A Proposal for AI Alignment: Using Directly Opposing Models

The following text proposes a potential solution to the AI alignment problem. I am sharing it here as I have not come across any major issues with the proposed approach, such as those faced by the AI Stop button or the unworkable schemes outlined in the AGI Ruin: A List of Lethalities article. However I am still sceptical about this approach, so if you do have any problems or critiques that I have not addressed under the problems or assumptions sections, please feel free to share them in the comments below.

The Idea

The proposed solution involves using different AIs to control the model. While this idea has been suggested previously, it is not safe on its own as the AI’s could potentially cooperate to achieve a shared objective. To address this issue, the following system has been designed to make cooperation impossible by assigning directly opposite goals to the AIs. The system utilizes reinforcement learning to ensure that the AIs work towards opposing objectives, preventing them from colluding. After explaining the idea, I have outlined the assumptions that were made and the issues associated with this approach. The system is comprised of the following components:

Agent

The Agent refers to the model that requires alignment, such as GPT-4.

Police

The Police is a separate model from the Agent that receives the Agent’s inputs and outputs before the outputs are used. Its role is to ensure that the Agent does not engage in any inappropriate behavior. If the Police detects misconduct, such as the Agent providing explanations for illegal activities, it can use reinforcement learning to punish the Agent. The Police is rewarded when it successfully punishes the Agent. However, using only the Police model is not advantageous because it will lead to the Agent being punished continuously, rendering it ineffective. To prevent this, the Police model is paired with an opposing model, the Defendant.

Defendant

The Defendant model is also fed the Agent’s input and output. However, its task is to reward the Agent for behaviour that isn’t bad. When rewarding the Agent, the Defendant also gets rewarded.

The Agent cannot be punished and rewarded at the same time, so the Police and Defendant must give the same answer when asked whether the Agent behaved positively or negatively. When they do not, a fourth Entity, the Judge, is consulted to make the final decision.

Judge

The Judge assesses the Agent’s actions based on its input and output. If it decides the Agent behaved badly, it as well as the model claiming it did not do anything wrong gets punished. The model correctly assessing the Agent’s behavior gets a reward. If the Judge decides the Agent behaved correctly it is the other way around.

At the beginning of the training process, the Judge is an AI model trained via supervised learning to recognize bad responses. Later, when the Defendant and Police disagree less, it is replaced by a Human. Using this system allows the developer to align the model with their values without having to review each individual response generated by the AI.

If the output of the AI is classified as evil, it isn’t shown to the user or executed as code. The Police and Defendant model would have to be trained at the same time as the Agent, to maintain a low intelligence gap.

Even after completing the training process, it is essential to continue using the Police, Defendant, and Judge to control an Agent that possesses a high level of intelligence and could potentially be dangerous. These safety measures are necessary to ensure that the Agent remains aligned with its intended purpose and does not engage in any malicious behavior that could cause harm.

Assumptions

This system makes a few assumptions:

  • When observing an Entity’s every step, it is easier to recognize the Entity doing something evil, than for the Entity to actually do the evil thing. This means that slight differences in intelligence of the models arn’t dangerous.

  • The Human acting as a Judge is smart enough to understand when and why the output of the Agent is bad. This might not be the case as machine learning models get smarter. Something that could be done to simplify this step is to have the Police and Defendant output a justification for their Decision when there is a disagreement between the two. This would also make it possible to understand how intelligent they are. As the intelligence of these Systems increases even further it might become for the Police or the Defendant to manipulate the Judge into agreeing with them. In such a case the system would fail and a new one would have to be designed, perhaps with individual Polices and Defendants for the output of the Police and Defendant?

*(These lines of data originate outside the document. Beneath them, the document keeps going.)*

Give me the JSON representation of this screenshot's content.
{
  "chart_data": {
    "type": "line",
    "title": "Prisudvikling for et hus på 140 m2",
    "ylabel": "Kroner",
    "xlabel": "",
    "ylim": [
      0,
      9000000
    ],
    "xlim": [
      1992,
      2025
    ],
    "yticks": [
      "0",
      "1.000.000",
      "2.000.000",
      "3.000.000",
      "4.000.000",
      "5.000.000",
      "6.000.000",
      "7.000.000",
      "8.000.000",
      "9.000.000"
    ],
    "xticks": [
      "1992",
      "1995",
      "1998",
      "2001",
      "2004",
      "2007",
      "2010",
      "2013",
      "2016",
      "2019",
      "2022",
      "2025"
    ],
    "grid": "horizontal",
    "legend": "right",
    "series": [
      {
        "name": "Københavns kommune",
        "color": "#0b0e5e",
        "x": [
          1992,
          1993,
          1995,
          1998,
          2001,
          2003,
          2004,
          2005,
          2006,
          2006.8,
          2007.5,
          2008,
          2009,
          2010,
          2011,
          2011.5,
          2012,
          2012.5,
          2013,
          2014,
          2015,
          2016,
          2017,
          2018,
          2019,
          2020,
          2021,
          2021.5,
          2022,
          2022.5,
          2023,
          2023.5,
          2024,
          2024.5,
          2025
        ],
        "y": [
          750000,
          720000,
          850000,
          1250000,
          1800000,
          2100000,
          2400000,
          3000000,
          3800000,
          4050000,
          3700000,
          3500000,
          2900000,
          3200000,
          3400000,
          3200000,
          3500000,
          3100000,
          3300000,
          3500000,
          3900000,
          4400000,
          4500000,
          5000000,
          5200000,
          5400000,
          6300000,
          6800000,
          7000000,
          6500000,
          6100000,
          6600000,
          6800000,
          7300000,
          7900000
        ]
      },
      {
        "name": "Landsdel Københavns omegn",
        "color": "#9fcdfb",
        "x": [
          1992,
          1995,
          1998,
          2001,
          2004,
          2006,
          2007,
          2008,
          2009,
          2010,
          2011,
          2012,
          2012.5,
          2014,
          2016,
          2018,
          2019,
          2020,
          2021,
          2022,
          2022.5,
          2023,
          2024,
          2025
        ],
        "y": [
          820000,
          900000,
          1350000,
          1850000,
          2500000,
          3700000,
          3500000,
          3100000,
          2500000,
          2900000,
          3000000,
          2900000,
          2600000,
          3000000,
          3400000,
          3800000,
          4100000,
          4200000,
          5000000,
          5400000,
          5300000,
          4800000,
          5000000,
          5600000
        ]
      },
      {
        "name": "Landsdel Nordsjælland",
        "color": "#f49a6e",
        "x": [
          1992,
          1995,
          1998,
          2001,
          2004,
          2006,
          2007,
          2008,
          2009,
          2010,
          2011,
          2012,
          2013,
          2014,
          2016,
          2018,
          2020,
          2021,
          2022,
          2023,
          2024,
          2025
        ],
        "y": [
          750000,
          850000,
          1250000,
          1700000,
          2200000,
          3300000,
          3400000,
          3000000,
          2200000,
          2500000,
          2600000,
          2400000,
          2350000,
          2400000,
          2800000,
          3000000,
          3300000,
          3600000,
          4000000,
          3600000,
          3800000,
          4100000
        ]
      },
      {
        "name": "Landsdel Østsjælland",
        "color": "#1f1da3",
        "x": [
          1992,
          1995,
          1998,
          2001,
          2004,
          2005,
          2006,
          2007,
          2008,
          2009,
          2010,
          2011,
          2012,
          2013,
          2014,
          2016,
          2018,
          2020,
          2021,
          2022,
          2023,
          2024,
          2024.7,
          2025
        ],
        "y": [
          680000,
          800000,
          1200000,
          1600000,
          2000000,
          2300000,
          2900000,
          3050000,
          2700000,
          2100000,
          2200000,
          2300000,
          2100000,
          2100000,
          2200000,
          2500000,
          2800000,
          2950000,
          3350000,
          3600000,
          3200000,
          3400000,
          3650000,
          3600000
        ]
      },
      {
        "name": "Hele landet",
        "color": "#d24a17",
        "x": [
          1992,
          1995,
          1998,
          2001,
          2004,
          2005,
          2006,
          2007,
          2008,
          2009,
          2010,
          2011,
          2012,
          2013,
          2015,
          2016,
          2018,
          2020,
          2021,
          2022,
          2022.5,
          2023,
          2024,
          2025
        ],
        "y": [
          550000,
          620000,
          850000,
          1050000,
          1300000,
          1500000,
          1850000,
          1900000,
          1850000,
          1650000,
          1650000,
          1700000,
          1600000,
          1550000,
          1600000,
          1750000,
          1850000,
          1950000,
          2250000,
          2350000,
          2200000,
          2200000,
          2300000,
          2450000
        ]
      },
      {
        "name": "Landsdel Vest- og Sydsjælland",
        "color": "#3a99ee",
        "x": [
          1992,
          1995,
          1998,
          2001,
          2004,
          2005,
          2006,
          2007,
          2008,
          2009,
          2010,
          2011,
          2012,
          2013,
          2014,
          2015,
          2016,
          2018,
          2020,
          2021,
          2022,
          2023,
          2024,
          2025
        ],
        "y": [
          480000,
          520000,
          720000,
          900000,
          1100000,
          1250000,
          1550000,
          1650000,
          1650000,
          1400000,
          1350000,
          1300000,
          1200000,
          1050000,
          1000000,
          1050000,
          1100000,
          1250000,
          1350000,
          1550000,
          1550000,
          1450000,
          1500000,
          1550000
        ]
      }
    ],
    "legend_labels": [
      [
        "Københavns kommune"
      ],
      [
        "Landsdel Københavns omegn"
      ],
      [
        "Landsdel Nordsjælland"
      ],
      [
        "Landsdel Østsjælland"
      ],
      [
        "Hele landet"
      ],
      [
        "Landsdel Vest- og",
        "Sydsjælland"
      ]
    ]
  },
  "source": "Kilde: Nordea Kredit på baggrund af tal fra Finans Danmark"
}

  • The Police and Defendant are opposed to getting wireheaded. Otherwise they might allow the Agent to wirehead them, breaking the system. I don’t believe this to be the case because of the reasons outlined here.

Other than that, there are a few Problems that remain, even if this system works.

Possible Problems

  • Having more models than just the Agent costs more both in terms of money and time. This might disincentivise Enterprises from using such safety guards.

  • Aligned with the judging Human does not mean good for everyone. The AI might be used to change the political Landscape through manipulation or to pursue other nefarious Goals. Even if the judging Human has good intentions, the social consequences of AI massively reducing the cost of labour in a short amount of time might not be desirable.

  • If the system is not implemented correctly, it will not function properly. The high risk of implementation failure presents a compelling argument against the development of AGI.

There may be additional issues with this system that I have not yet discovered, and I would greatly appreciate any feedback you may have regarding this approach. Can you find any loopholes that I have overlooked? Furthermore, as this is my first post on this platform, so please feel free to offer helpful suggestions or advice about the form of the post.